I wasted time, and now doth time waste me
For now hath time made me his numb'ring clock
Heaped clouds, wet pavement. If wishes were kisses, we'd all make out. Spurred, galled, and tired. But in a mood to go down swinging. At least sometimes.
Oakridge, where the vultures wheel over the empty railway tunnel. That's where Tori is, somewhere, wielding a pulaski and restoring mountain-bike and horse-trails. She who's never ridden either in her life. She's been gone two nights so far, and each night I've woken in the small hours, worrying about her. But the letter I wrote her was halting and lame. Which grieves me. She, with whom I've shared almost all my favorite books -- to her I'll use awkward limping words? Apparently so.
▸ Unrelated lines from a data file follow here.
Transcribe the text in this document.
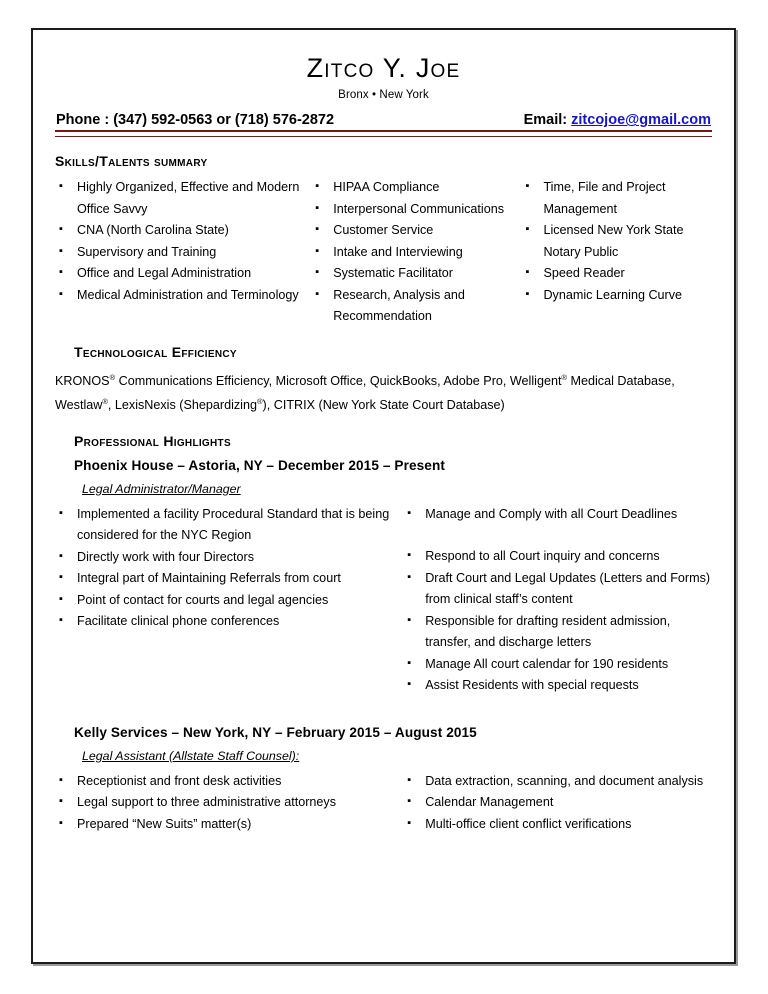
Zitco Y. Joe
Bronx • New York
Phone : (347) 592-0563 or (718) 576-2872	Email: zitcojoe@gmail.com
Skills/Talents summary
▪ Highly Organized, Effective and Modern Office Savvy
▪ CNA (North Carolina State)
▪ Supervisory and Training
▪ Office and Legal Administration
▪ Medical Administration and Terminology
▪ HIPAA Compliance
▪ Interpersonal Communications
▪ Customer Service
▪ Intake and Interviewing
▪ Systematic Facilitator
▪ Research, Analysis and Recommendation
▪ Time, File and Project Management
▪ Licensed New York State Notary Public
▪ Speed Reader
▪ Dynamic Learning Curve
Technological Efficiency
KRONOS® Communications Efficiency, Microsoft Office, QuickBooks, Adobe Pro, Welligent® Medical Database, Westlaw®, LexisNexis (Shepardizing®), CITRIX (New York State Court Database)
Professional Highlights
Phoenix House – Astoria, NY – December 2015 – Present
Legal Administrator/Manager
▪ Implemented a facility Procedural Standard that is being considered for the NYC Region
▪ Directly work with four Directors
▪ Integral part of Maintaining Referrals from court
▪ Point of contact for courts and legal agencies
▪ Facilitate clinical phone conferences
▪ Manage and Comply with all Court Deadlines
▪ Respond to all Court inquiry and concerns
▪ Draft Court and Legal Updates (Letters and Forms) from clinical staff’s content
▪ Responsible for drafting resident admission, transfer, and discharge letters
▪ Manage All court calendar for 190 residents
▪ Assist Residents with special requests
Kelly Services – New York, NY – February 2015 – August 2015
Legal Assistant (Allstate Staff Counsel):
▪ Receptionist and front desk activities
▪ Legal support to three administrative attorneys
▪ Prepared “New Suits” matter(s)
▪ Data extraction, scanning, and document analysis
▪ Calendar Management
▪ Multi-office client conflict verifications
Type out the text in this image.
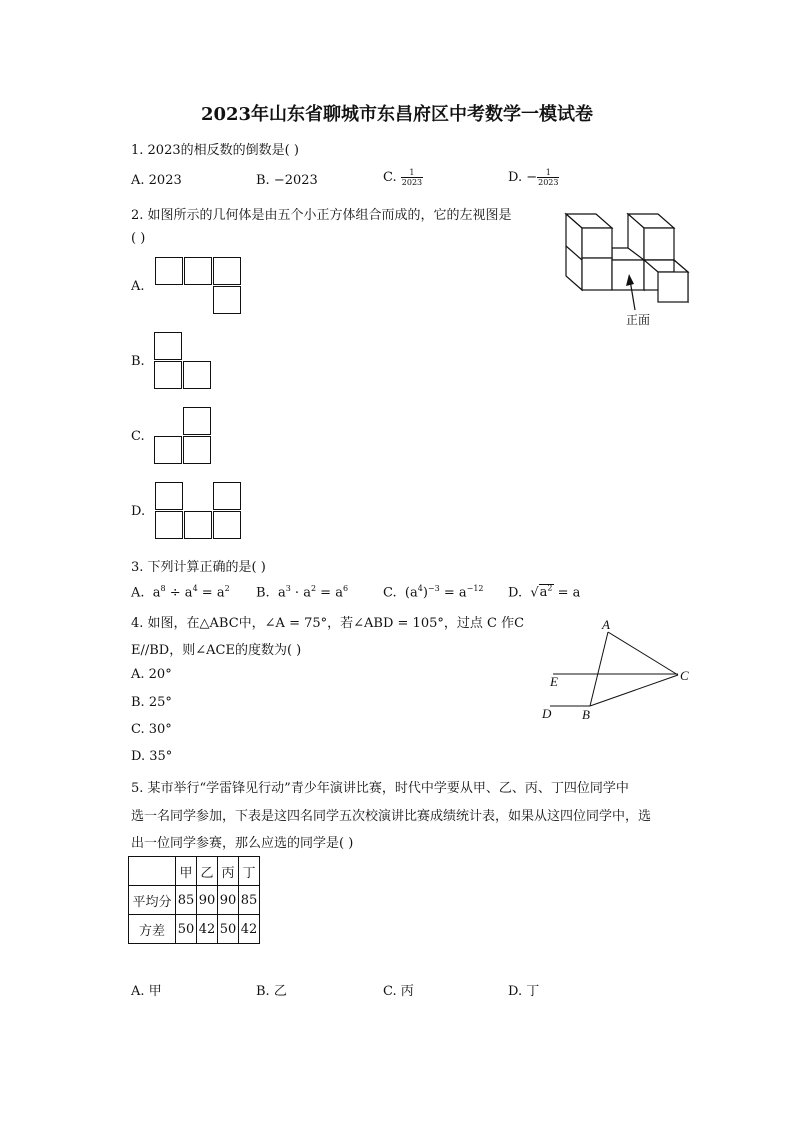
2023年山东省聊城市东昌府区中考数学一模试卷
1. 2023的相反数的倒数是( )
A. 2023	B. −2023	C. $\frac{1}{2023}$	D. − $\frac{1}{2023}$
2. 如图所示的几何体是由五个小正方体组合而成的，它的左视图是
( )
正面
A.
B.
C.
D.
3. 下列计算正确的是( )
A.  $a^8 \div a^4 = a^2$ B.  $a^3 \cdot a^2 = a^6$	C.  $(a^4)^{-3} = a^{-12}$ D.  $√a^2 = a$
4. 如图，在△ABC中，∠A = 75°，若∠ABD = 105°，过点 C 作C
E//BD，则∠ACE的度数为( )
A. 20°
B. 25°
C. 30°
D. 35°
A
C
E
D B
5. 某市举行“学雷锋见行动”青少年演讲比赛，时代中学要从甲、乙、丙、丁四位同学中
选一名同学参加，下表是这四名同学五次校演讲比赛成绩统计表，如果从这四位同学中，选
出一位同学参赛，那么应选的同学是( )
	甲	乙	丙	丁
平均分	85	90	90	85
方差	50	42	50	42
A. 甲	B. 乙	C. 丙	D. 丁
A week in Oakridge, and then off for two weeks of serious back-country work in the mountains of Washington State. I fret. From completely sedentary to hard labor, with no transition. I advised her to do this. And I very seldom give advice. (To my kids, that is. I know, I officiously give it to bloggers all the time.) Tori always makes fun of me about it, misquoting Tolkien: "Go not to the Dad for counsel, for he will say both yes and no." But this time I said yes. You love the outdoors. You want to live and work in the back-country. Go find out if you really can't do hard labor, and if you really can't work alongside people who kill bugs. This is the in-between year, the year for trying things. Whatever happens, it won't be entirely what you expect. Go find out.
And so I advised her to do something I would never have dared to do, at her age -- head off for the back country with a crew of ten strangers to live and work for five weeks. (The back-country I would have done. It's the strangers I couldn't have faced.) She was so nervous she could barely speak, when we left her.